Bölüm 17: Soğuk

36K 2.4K 435
                                    

İyi okumalar, multimediada Clara var. :)

“Ne alakası var elbisemle?” derken masadan birkaç peçete kaptım. “Yalnızca tanışmak istemişti.”

Daniel cevap vermedi.

Ben dudağındaki kanı silerken, “Yavaş ol.” Dedi.

“Affedersin.” Dedim. Benim elimin ayarı yok.

“Tamam, ver ben yaparım.” Dedi ve elimdeki kullanılmamış peçeteyi aldı.

“Emin misin?”

“Evet.” dedi. “Kızlar nerede? Neden onlarla değilsin sen?”

“En son bıraktığımda dans ediyorlardı.” Dedim.

“Sen?”

“Dans etmekten hoşlanmadığımı biliyorsun, Daniel. Yoruldum ve biraz dinlenmek istedim.” Nefes almadan devam ettim. “O sırada da o çocuk geldi. Neydi adı Andrew muydu?”

Dexter başıyla onayladı.

Daniel’ın konuşmasına izin vermeden devam ettim.

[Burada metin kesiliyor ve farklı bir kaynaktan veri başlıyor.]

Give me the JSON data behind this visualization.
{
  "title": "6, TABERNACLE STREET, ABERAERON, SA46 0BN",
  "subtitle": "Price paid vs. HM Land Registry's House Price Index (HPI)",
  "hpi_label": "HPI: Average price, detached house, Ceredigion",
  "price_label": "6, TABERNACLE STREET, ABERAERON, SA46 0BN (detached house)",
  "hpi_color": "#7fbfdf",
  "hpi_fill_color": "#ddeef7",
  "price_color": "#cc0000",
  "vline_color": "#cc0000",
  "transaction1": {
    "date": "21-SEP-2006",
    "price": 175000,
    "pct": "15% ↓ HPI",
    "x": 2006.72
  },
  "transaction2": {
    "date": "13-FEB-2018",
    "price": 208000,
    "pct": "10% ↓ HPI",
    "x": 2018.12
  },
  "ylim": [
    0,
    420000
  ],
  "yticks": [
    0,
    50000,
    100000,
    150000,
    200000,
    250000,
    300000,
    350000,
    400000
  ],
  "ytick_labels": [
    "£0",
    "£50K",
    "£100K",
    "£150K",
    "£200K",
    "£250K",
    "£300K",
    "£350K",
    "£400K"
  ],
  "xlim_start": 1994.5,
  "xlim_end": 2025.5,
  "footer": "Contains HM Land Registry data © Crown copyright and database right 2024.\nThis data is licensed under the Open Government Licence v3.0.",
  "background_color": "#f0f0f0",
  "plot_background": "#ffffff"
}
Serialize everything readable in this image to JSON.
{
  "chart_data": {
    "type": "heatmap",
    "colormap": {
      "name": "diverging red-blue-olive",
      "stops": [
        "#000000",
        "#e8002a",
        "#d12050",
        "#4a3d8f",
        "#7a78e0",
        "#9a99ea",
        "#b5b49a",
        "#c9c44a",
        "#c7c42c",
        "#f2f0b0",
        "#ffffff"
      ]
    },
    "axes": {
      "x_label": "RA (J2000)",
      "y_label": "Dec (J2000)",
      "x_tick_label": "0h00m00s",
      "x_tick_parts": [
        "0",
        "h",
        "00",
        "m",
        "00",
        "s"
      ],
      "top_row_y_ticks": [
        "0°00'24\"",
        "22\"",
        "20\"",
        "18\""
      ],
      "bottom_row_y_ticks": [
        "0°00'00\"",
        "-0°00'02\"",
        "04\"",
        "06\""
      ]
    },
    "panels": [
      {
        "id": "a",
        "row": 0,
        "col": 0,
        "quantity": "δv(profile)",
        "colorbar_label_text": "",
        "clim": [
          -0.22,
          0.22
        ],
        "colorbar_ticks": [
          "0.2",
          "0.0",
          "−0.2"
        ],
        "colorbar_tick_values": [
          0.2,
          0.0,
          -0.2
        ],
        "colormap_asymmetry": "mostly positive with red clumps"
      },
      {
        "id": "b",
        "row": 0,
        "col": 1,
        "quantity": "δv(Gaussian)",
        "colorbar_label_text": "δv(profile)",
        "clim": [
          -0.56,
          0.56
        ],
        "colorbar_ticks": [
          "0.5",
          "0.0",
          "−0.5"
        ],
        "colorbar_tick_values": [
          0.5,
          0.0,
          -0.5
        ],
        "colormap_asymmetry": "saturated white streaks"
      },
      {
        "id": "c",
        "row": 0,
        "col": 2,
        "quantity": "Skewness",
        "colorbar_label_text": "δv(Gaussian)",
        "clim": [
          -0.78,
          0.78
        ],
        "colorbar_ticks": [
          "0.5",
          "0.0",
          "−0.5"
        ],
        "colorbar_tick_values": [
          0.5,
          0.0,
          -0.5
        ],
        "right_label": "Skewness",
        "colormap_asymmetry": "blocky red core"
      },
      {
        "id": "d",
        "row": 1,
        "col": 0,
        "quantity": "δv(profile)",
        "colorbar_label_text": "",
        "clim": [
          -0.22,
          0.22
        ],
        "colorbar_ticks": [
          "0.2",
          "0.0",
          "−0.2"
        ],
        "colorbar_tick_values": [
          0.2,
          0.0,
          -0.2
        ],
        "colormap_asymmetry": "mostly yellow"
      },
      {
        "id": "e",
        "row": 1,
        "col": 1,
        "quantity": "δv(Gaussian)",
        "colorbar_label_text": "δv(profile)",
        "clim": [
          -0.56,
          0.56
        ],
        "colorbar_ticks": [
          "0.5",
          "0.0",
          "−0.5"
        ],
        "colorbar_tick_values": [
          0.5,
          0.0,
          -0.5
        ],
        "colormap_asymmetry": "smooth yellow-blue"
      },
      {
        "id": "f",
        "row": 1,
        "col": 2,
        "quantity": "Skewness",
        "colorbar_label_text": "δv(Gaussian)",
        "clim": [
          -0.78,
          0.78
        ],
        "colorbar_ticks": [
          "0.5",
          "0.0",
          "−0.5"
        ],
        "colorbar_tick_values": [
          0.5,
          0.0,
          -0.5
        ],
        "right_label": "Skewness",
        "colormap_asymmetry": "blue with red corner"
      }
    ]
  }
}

“Zaten tanışmadık bile. İlk cümlesinde sen geldin.” Yüksek müzikte sesimi duyurmak için büyük çaba gösteriyordum. “Bana yaklaşan her erkeğe böyle davranmak zorunda değilsin. Daha tanımıyorsun bile.”

Daniel yine cevap vermedi. Kabahatini biliyordu. Tamam, beni korumak istediği için onu suçlayamazdım ama çocuk yalnızca ismini söylemişti.

Onun yerine Dexter konuştu.

“Ben tanıyorum.” Dedi. Şaşkınlıkla ona baktım. Kollarını göğsünde kavuşturmuş, kaşları çatık bir biçimde ikimize bakıyordu.

“Tanıyor musun?” dedim.

“Andrew Grayson.” Dedi. “Ve inanın bana, hiç de dışarıdan göründüğü gibi değil.”

Daniel bana zafer kazanmış gibi bir ifadeyle bakarken onu umursamadan Dexter’a döndüm.

“Nasıl yani?”

“Orasını karıştırma işte.” Dedi Dexter. “Öyle göründüğü gibi temiz değil demek istiyorum. Daniel haklı.”

Daniel bir daha zafer bakışını gönderince ikisine de ters bir şekilde baktım.

“İyi o zaman,” dedim ve saçlarımı savurdum. “Siz insanlara güvenmemeye devam edin, ben kızların yanına gidiyorum.”

Elimdeki peçeteleri Daniel’ın eline tutuşturdum ve ters yönde ilerlemeye başladım.

Tabii Daniel’ın “Dikkatli ol!” diye seslendiğini de duymuştum. Görmeyeceğini bilsem de gözlerimi devirdim.

Yıllardır dans etmemişler de onun intikamını alıyormuş gibi dans eden insanların arasından güç bela geçtim. Artık dans etmekten yorulmuş olan Daisy ve Ariana’yı duvar kenarındaki bar sandalyelerinin üstünde buldum.

“Neredeydin sen?” dedi Daisy.

“Başıma neler geldiğini bir bilseniz…” diye mırıldandım. Yanlarındaki boş sandalyeye oturdum. İkisi de dönüp bana baktılar.

“Ne oldu?” dedi Ariana.

Salonun diğer ucunda arkadaşlarıyla oturan Andrew’u gösterdim. “Şu çocuğu görüyor musunuz?” dedim.

İkisi de işaret ettiğim tarafa baktı.

“Andrew mu?” dedi Ariana.

Şaşkınlıkla ona baktım. Bu çocuğu bir tek ben tanımıyordum herhalde.